The foundation said it would use the money to buy new ambulances and support vehicles for the evacuation of vulnerable civilians from Donbas.
Kyiv 'hopes to announce details' of war crimes tribunal soon
Kyiv is continuing its push to establish a justice mechanism for Russian war crimes.
In his address on Friday night, President Zelensky said meetings had been held in Kyiv and Europe in recent weeks "during which we work out solutions for the sake of justice, for the sake of holding Russia accountable, and for the sake of finding formats for the release of our people who are held captive by the occupiers."
"We feel support from both states and international organizations," he said, and "hope to be able to announce specific details in the near future."
He also pointed to his wife Olena's recent visit to London where she addressed parliament.
"On behalf of our country, Olena proposed that the United Kingdom shows leadership in the issue of justice - in the creation of a special tribunal to try the crime of Russian aggression," he said.
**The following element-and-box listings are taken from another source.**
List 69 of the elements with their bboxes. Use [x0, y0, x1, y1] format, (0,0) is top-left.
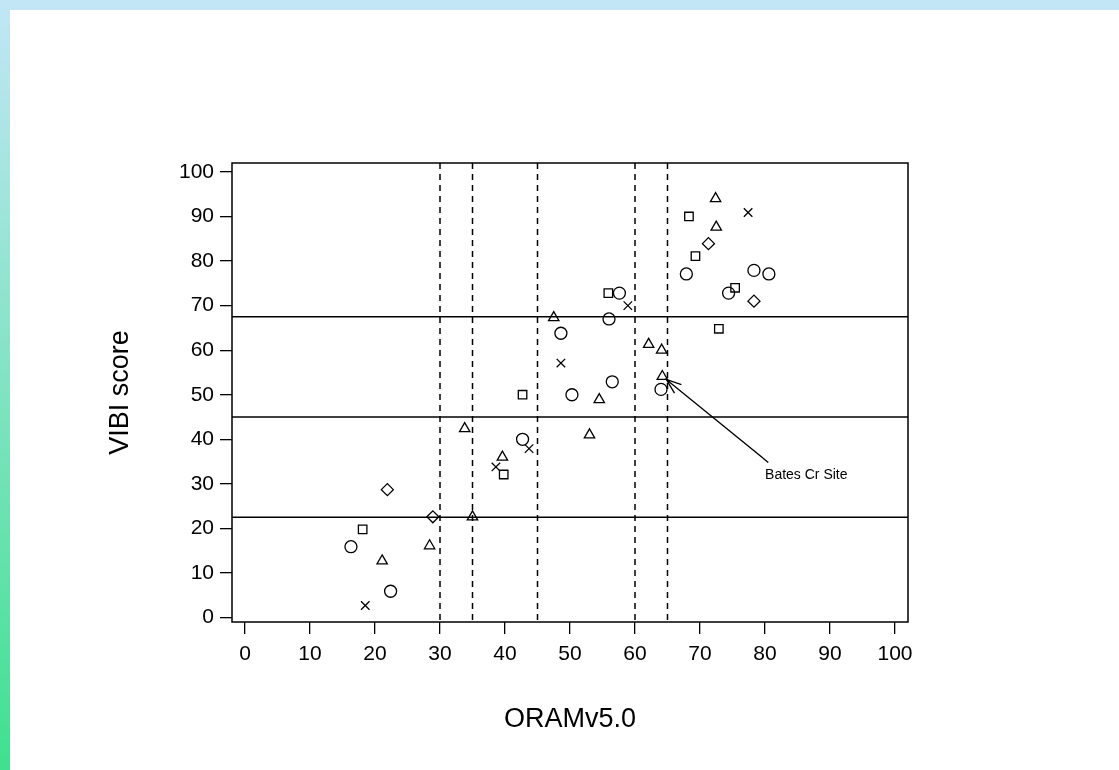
point: [690, 251, 701, 262]
y-tick-label: 80: [190, 247, 214, 271]
point: [344, 540, 358, 554]
x-axis-title: ORAMv5.0: [503, 703, 637, 734]
point: [743, 207, 753, 218]
point: [622, 300, 633, 311]
y-tick-label: 50: [190, 381, 214, 405]
point: [556, 358, 566, 368]
point: [565, 388, 579, 402]
point: [583, 428, 596, 439]
point: [491, 462, 501, 472]
y-tick-label: 100: [178, 158, 214, 182]
x-tick-label: 80: [753, 641, 777, 665]
y-tick-label: 10: [190, 559, 214, 583]
x-tick-label: 100: [877, 641, 913, 665]
point: [655, 343, 668, 354]
point: [730, 282, 740, 293]
point: [701, 237, 716, 251]
point: [376, 554, 388, 565]
point: [426, 510, 440, 524]
point: [642, 337, 655, 349]
x-tick-label: 50: [558, 641, 582, 665]
y-tick-label: 70: [190, 292, 214, 316]
point: [656, 369, 669, 381]
y-tick-label: 40: [190, 426, 214, 450]
point: [684, 211, 694, 222]
x-tick-label: 20: [363, 641, 387, 665]
point: [524, 443, 534, 454]
x-tick-label: 10: [298, 641, 322, 665]
point: [612, 286, 627, 300]
y-axis-title: VIBI score: [103, 330, 134, 455]
point: [679, 267, 693, 281]
annotation: Bates Cr Site: [765, 466, 848, 483]
y-tick-label: 30: [190, 470, 214, 494]
point: [603, 288, 614, 299]
point: [554, 326, 568, 340]
point: [496, 450, 509, 461]
point: [605, 375, 619, 389]
point: [654, 382, 668, 397]
x-tick-label: 40: [493, 641, 517, 665]
point: [593, 392, 606, 404]
point: [547, 310, 560, 322]
point: [602, 312, 616, 326]
point: [383, 584, 398, 598]
point: [721, 286, 736, 300]
y-tick-label: 90: [190, 203, 214, 227]
y-tick-label: 60: [190, 336, 214, 360]
x-tick-label: 70: [688, 641, 712, 665]
point: [517, 389, 528, 400]
point: [713, 323, 724, 334]
point: [515, 432, 530, 446]
x-tick-label: 0: [239, 641, 251, 665]
point: [357, 524, 368, 535]
x-tick-label: 60: [623, 641, 647, 665]
point: [380, 483, 394, 497]
point: [466, 510, 479, 521]
x-tick-label: 90: [818, 641, 842, 665]
point: [747, 294, 761, 308]
y-tick-label: 20: [190, 515, 214, 539]
point: [498, 469, 509, 480]
point: [423, 539, 436, 550]
x-tick-label: 30: [428, 641, 452, 665]
point: [458, 421, 471, 433]
point: [747, 263, 761, 278]
point: [709, 192, 722, 203]
point: [762, 267, 776, 281]
y-tick-label: 0: [202, 604, 214, 628]
point: [360, 600, 371, 611]
point: [710, 220, 723, 231]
Zelensky and Sunak discuss military situation
President Zelensky said he had "an important conversation" with British Prime Minister Rishi Sunak yesterday, in which they "coordinated" their priorities for the G7 and "discussed the situation on the front line and winter prospects on the battlefield."
"I also thanked Mr. Prime Minister and the entire United Kingdom for the constant support of our state," he said.